Jesamine had to stop herself from wanting to simply stare at Jack Kennedy. It was absurd. He was at the opposite end of the restaurant car, but he might as well have been a hundred miles away. She knew how stupid she was being, but if only he would look or nod, or in some way acknowledge she existed … But Jack Kennedy could not possibly acknowledge her without starting tongues wagging. The damned reporters at the dock had been bad enough. If he singled her out for public attention they might as well rent one of the billboards—that kept flashing past the windows of the train—to announce that they were lovers. That was if they were lovers at all. Jesamine had no confirmation of that. Maybe she had been nothing more than a shipboard interlude. She needed to ease back on a possibly fictional romance and look for some other diversion. The dessert helped a little. She could truthfully say that she had never in her life tasted anything like the dark chocolate that had been somehow whipped to a fine froth. When she had first escaped to Albany, it had seemed as though the people there had everything, but Albany was positively austere in comparison to how the Norse lived. She remembered how she had previously likened the Norse to the Teutons, and knew she had been completely wrong. The Norse, or at least the English, were nothing like the Teutons. They liked their comfort too much. Then the dessert was finished, and Jesamine wondered what would happen if she asked for more. She decided that it was probably not the done thing. The stewards were serving coffee, and Jack Kennedy had lit a cigar. She noticed Cordelia looking at her speculatively but then becoming distracted by the tall Englishman that Jane Tennyson brought to their table.

“I like to introduce you all to Colonel Gideon Windermere.”

Colonel Gideon Windermere was the most unlikely soldier Jesamine had ever encountered, or, to be more precise, he was the most unlikely soldier to obtain the rank of colonel that she had ever encountered. His uniform was tailored, but he wore it with a kind of studied and sloppy disregard. His collar was loose, his posture was casual, and his sandy-blonde hair was considerably longer that the military average. He seem to be very aware of the paradox he presented because his first gesture was one of self-deprecation. “Please, forget the rank. It’s just an honorary title. They didn’t know what to do with me so they made me a colonel.”

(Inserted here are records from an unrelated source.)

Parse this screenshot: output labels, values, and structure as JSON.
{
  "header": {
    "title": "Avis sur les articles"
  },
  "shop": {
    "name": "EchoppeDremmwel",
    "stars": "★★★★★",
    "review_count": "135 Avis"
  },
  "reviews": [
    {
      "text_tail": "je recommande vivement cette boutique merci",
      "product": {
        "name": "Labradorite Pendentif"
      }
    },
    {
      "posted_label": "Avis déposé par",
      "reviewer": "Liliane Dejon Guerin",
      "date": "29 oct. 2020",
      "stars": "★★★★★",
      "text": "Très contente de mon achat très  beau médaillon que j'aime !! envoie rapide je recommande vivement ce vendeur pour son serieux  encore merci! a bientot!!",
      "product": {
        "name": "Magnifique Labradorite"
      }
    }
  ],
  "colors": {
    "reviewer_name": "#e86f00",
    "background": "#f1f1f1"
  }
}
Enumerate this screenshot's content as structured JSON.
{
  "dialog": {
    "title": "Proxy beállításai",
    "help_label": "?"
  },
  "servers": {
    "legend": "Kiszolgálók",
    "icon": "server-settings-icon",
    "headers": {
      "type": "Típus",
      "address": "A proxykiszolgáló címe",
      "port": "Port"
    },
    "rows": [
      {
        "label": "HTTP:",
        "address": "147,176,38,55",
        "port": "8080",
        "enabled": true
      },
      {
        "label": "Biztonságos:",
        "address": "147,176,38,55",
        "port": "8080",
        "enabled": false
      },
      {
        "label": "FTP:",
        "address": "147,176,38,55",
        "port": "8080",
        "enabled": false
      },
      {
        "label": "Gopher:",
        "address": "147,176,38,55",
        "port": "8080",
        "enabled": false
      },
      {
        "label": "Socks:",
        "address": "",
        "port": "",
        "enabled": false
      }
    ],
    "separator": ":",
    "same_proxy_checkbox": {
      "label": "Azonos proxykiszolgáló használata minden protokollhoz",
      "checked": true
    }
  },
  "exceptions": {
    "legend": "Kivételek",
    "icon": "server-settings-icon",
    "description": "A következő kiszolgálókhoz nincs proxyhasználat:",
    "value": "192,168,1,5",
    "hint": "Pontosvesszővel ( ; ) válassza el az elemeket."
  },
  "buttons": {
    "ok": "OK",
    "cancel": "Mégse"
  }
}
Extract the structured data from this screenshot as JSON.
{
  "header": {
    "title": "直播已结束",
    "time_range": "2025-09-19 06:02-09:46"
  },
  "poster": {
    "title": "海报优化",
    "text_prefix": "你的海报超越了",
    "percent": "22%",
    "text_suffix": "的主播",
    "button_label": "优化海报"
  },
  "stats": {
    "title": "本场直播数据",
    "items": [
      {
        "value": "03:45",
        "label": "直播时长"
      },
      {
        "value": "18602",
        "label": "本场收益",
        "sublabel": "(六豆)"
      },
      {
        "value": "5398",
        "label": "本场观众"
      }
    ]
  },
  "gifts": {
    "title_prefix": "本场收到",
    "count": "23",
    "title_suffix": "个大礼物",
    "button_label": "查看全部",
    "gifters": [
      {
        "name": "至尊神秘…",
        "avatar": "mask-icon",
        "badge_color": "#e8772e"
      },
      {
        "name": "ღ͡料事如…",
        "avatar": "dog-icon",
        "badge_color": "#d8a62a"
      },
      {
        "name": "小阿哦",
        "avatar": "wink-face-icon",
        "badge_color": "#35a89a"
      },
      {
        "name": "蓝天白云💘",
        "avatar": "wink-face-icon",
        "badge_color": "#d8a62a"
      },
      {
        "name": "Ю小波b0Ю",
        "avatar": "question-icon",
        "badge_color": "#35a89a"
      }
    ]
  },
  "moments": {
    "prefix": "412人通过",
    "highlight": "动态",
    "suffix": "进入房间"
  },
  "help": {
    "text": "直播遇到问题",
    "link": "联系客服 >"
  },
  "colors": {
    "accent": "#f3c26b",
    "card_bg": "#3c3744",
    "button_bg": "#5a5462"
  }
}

Argo grinned. “They made us all majors, but we did very little to deserve it.”

Colonel Gideon Windermere laughed. “I think, in my case, it’s just so they can calculate how much to pay me.”

Cordelia treated Windermere to one of her most dazzling smiles. “And do they pay you a lot, Colonel Windermere?”

“They like me to be comfortable. I work better that way.”

“And what work do you do?”

“I’m part of what’s laughingly called Military Intelligence.”

Cordelia fluttered her eyelashes. Jesamine was a little stunned. She had already decided to make this man one of her conquests? “Does that mean you’re a spy?”

Tennyson, who seemed uncomfortable with this highly unmilitary humor, moved to clarify the situation. “Colonel Windermere is head of what’s called the ES Section. The work that you all do is, in some respects, parallel.”

“We’d ask Colonel Windermere to sit down,” Cordelia gestured to the four places at the table, “but we don’t seem to have the room.”

Tennyson took matters in hand. “It would be best if we all returned to your compartment so you and the colonel can talk in private.”

Raphael shrugged. “Whatever you say.”

Windermere treated the suggestion as though it was purely a social matter. “We can ask the steward to bring us drinks, and do the best we can to get to know each other before we pull into Sloane Square station, and the social carousel starts up again.”